Préparation des échantillons
Selon la nature du matériau, l'échantillon mesuré peut être :
- le matériau tel quel, sans préparation : cas d'un échantillon solide ayant une tenue mécanique suffisante et les bonnes dimensions (par exemple métal, verre ou polymère découpé aux bonnes dimensions) ;
- une poudre obtenue par broyage
- mis dans une coupe dont le fond est un film polymère, l'analyse se faisant sous hélium (pour éviter que la poudre ne vole sous l'effet du pompage) ;
- pressée sur une pastille d'acide borique qui assure sa tenue mécanique (lorsque l'on dispose de peu de poudre) ;
- pressée sous la forme d'une pastille, avec ou sans liant ;
- un verre obtenu par dissolution du matériau préalablement réduit en poudre : technique de la perle fondue ; c'est la technique la plus complexe, mais celle donnant les meilleurs résultats pour des solides hétérogènes ;
- un liquide (eau, huile, carburant...) mis dans une coupe dont le fond est un film polymère, l'analyse se faisant sous hélium (pour éviter l'ébullition sous l'efet de la chaleur et du vide).
Le logiciel d'exploitation des résultats doit alors prendre en compte cette préparation, à la fois dans l'estimation des effets de matrice, mais aussi pour afficher les concentrations dans l'échantillon initial.
Étalonnage
Étalonnage d'usine (méthodes dites « semi-quantitatives » ou « sans étalon »)
Grâce aux méthodes de correction de matrice par les paramètres fondamentaux, il est possible de faire un étalonnage « universel » de la machine en usine.

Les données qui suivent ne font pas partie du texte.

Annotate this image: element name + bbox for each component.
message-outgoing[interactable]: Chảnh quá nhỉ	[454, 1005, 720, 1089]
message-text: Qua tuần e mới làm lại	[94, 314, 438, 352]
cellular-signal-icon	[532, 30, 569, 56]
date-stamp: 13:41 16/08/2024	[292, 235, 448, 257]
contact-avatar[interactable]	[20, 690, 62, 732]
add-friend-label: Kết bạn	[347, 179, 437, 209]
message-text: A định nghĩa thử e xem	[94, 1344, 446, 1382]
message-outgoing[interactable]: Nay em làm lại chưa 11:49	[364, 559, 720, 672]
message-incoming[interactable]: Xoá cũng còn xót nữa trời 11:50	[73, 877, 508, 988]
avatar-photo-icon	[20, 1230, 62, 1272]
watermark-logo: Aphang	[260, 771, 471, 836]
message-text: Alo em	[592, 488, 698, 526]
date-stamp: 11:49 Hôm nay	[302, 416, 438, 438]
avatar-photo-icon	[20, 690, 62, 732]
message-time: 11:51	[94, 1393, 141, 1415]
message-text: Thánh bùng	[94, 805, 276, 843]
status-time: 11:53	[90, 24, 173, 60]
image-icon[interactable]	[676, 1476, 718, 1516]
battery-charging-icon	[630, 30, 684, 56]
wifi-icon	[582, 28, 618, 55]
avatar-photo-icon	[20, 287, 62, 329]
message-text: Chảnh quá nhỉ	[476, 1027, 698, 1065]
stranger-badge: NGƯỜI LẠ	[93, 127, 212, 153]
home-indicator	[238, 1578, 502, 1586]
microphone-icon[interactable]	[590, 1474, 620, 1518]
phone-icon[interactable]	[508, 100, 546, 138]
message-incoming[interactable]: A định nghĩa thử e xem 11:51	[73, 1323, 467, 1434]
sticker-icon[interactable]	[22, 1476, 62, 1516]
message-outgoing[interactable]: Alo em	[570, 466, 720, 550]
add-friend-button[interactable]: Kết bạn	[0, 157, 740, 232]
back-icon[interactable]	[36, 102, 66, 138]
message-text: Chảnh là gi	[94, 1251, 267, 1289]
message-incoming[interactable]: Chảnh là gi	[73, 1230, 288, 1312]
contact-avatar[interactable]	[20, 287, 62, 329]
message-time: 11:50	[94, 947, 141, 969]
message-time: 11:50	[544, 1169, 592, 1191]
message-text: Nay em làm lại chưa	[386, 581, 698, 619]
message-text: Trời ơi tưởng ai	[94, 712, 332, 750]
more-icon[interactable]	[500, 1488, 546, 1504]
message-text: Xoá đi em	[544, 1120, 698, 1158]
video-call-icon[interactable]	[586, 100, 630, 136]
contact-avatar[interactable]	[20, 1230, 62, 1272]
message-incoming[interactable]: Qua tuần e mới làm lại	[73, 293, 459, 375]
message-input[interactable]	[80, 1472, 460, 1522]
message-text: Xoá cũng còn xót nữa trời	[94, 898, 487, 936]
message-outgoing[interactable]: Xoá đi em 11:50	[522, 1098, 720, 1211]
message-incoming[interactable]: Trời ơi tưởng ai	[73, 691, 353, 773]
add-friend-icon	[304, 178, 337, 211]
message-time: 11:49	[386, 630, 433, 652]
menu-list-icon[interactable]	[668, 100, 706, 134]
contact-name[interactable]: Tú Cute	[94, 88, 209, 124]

Le terme « universel » signifie qu'il est indépendant du type d'échantillon à condition que les hypothèses physiques faite lors du développement de l'étalonnage soient respectées. Dans le cas général, ces hypothèses sont :
- l'échantillon est homogène ;
- tous les éléments sont mesurés ou estimés (par stœchiométrie ou par complément à 100 %).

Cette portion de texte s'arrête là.